Synthesis and molecular docking of new hydrazones derived from ethyl isonipecotate and their biological activities

Purpose: To investigate the antibacterial and a-glucosidase inhibitory activities of hydrazone derivatives (8a-h) of ethyl isonipecotate. Methods: The reaction of ethyl isonipecotate (2) with 3,5-dichloro-2-hydroxybenzenesulfonyl chloride (1) in an aqueous basic medium yielded ethyl 1-[(3,5-dichloro-2-hydroxyphenyl) sulfonyl] piperidin-4-carboxylate (3). Compound 3 was subsequently converted to ethyl 1-[(3,5-dichloro-2ethoxyphenyl) sulfonyl] piperidin-4-carboxylate (5) via O-alkylation. Compound 5 on reaction with hydrated hydrazine yielded 1-[(3,5-dichloro-2-ethoxyphenyl) sulfonyl] piperidin-4-carbohyrazide (6) in MeOH. Target compounds 8a-h were synthesized by stirring 6 with different aromatic aldehydes (7a-h) in MeOH. All the synthesized compounds were structurally elucidated by proton nuclear magnetic resonance (H-1-NMR), electron impact mass spectrometry (EI-MS) and infrared (IR) spectroscopy. For antibacterial activity, solutions of the synthesized compounds were mixed with bacterial strains, and the change in absorbance before and after incubation was determined.
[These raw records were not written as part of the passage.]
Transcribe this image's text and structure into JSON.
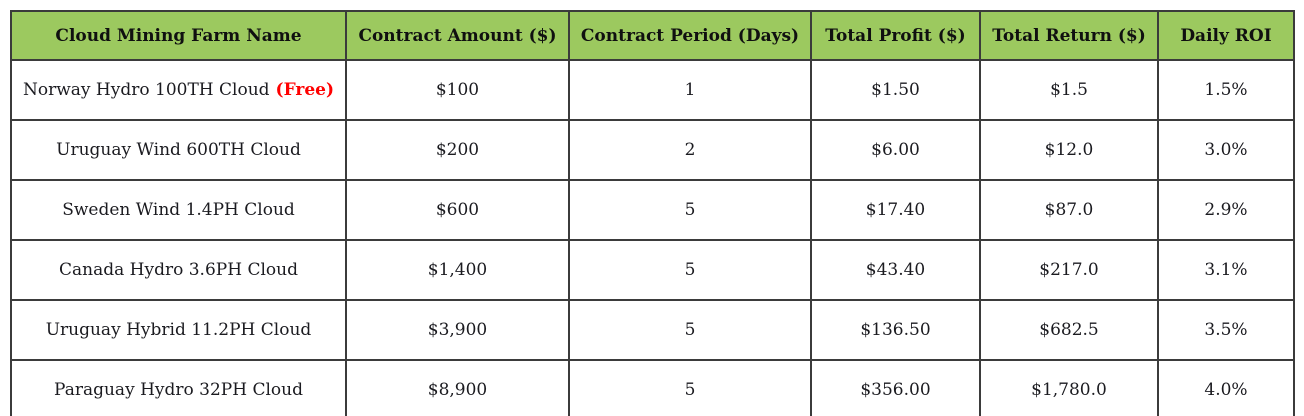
{
  "colors": {
    "header_background": "#9cc95f",
    "grid_border": "#3b3b3b",
    "body_text": "#1b1b20",
    "free_tag_text": "#ff0000"
  },
  "chart_data": {
    "type": "table",
    "columns": [
      "Cloud Mining Farm Name",
      "Contract Amount ($)",
      "Contract Period (Days)",
      "Total Profit ($)",
      "Total Return ($)",
      "Daily ROI"
    ],
    "rows": [
      {
        "name": "Norway Hydro 100TH Cloud",
        "tag": "(Free)",
        "amount": "$100",
        "period": "1",
        "profit": "$1.50",
        "return": "$1.5",
        "roi": "1.5%"
      },
      {
        "name": "Uruguay Wind 600TH Cloud",
        "amount": "$200",
        "period": "2",
        "profit": "$6.00",
        "return": "$12.0",
        "roi": "3.0%"
      },
      {
        "name": "Sweden Wind 1.4PH Cloud",
        "amount": "$600",
        "period": "5",
        "profit": "$17.40",
        "return": "$87.0",
        "roi": "2.9%"
      },
      {
        "name": "Canada Hydro 3.6PH Cloud",
        "amount": "$1,400",
        "period": "5",
        "profit": "$43.40",
        "return": "$217.0",
        "roi": "3.1%"
      },
      {
        "name": "Uruguay Hybrid 11.2PH Cloud",
        "amount": "$3,900",
        "period": "5",
        "profit": "$136.50",
        "return": "$682.5",
        "roi": "3.5%"
      },
      {
        "name": "Paraguay Hydro 32PH Cloud",
        "amount": "$8,900",
        "period": "5",
        "profit": "$356.00",
        "return": "$1,780.0",
        "roi": "4.0%"
      }
    ]
  }
}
For enzyme inhibitory activity, change in the absorbance of mixtures of synthesized compounds and enzyme before and after incubation with substrate was determined. Results: The target compounds were synthesized in appreciable yields and well characterized by spectral data analysis. Salmonella typhi was inhibited by 8e (MIC 8.00 +/- 0.54 mu M), Escherichia coli by 8f (8.21 +/- 0.83 mu M), Bacillus subtilis by 8c (8.56 +/- 0.63 mu M) and Staphylococcus aureus by 8c (8.86 +/- 0.29 mu M). Two compounds, 8e and 8d, were very effective inhibitors of a-glucosidase with IC50 values of 40.62 +/- 0.07 and 48.64 +/- 0.08 mu M, respectively. Conclusion: Low IC50 values of the synthesized compounds against a-glucosidase demonstrates their potential in type-2 diabetes treatment. Furthermore, these compounds exhibit substantial antibacterial activity against the bacterial strains tested.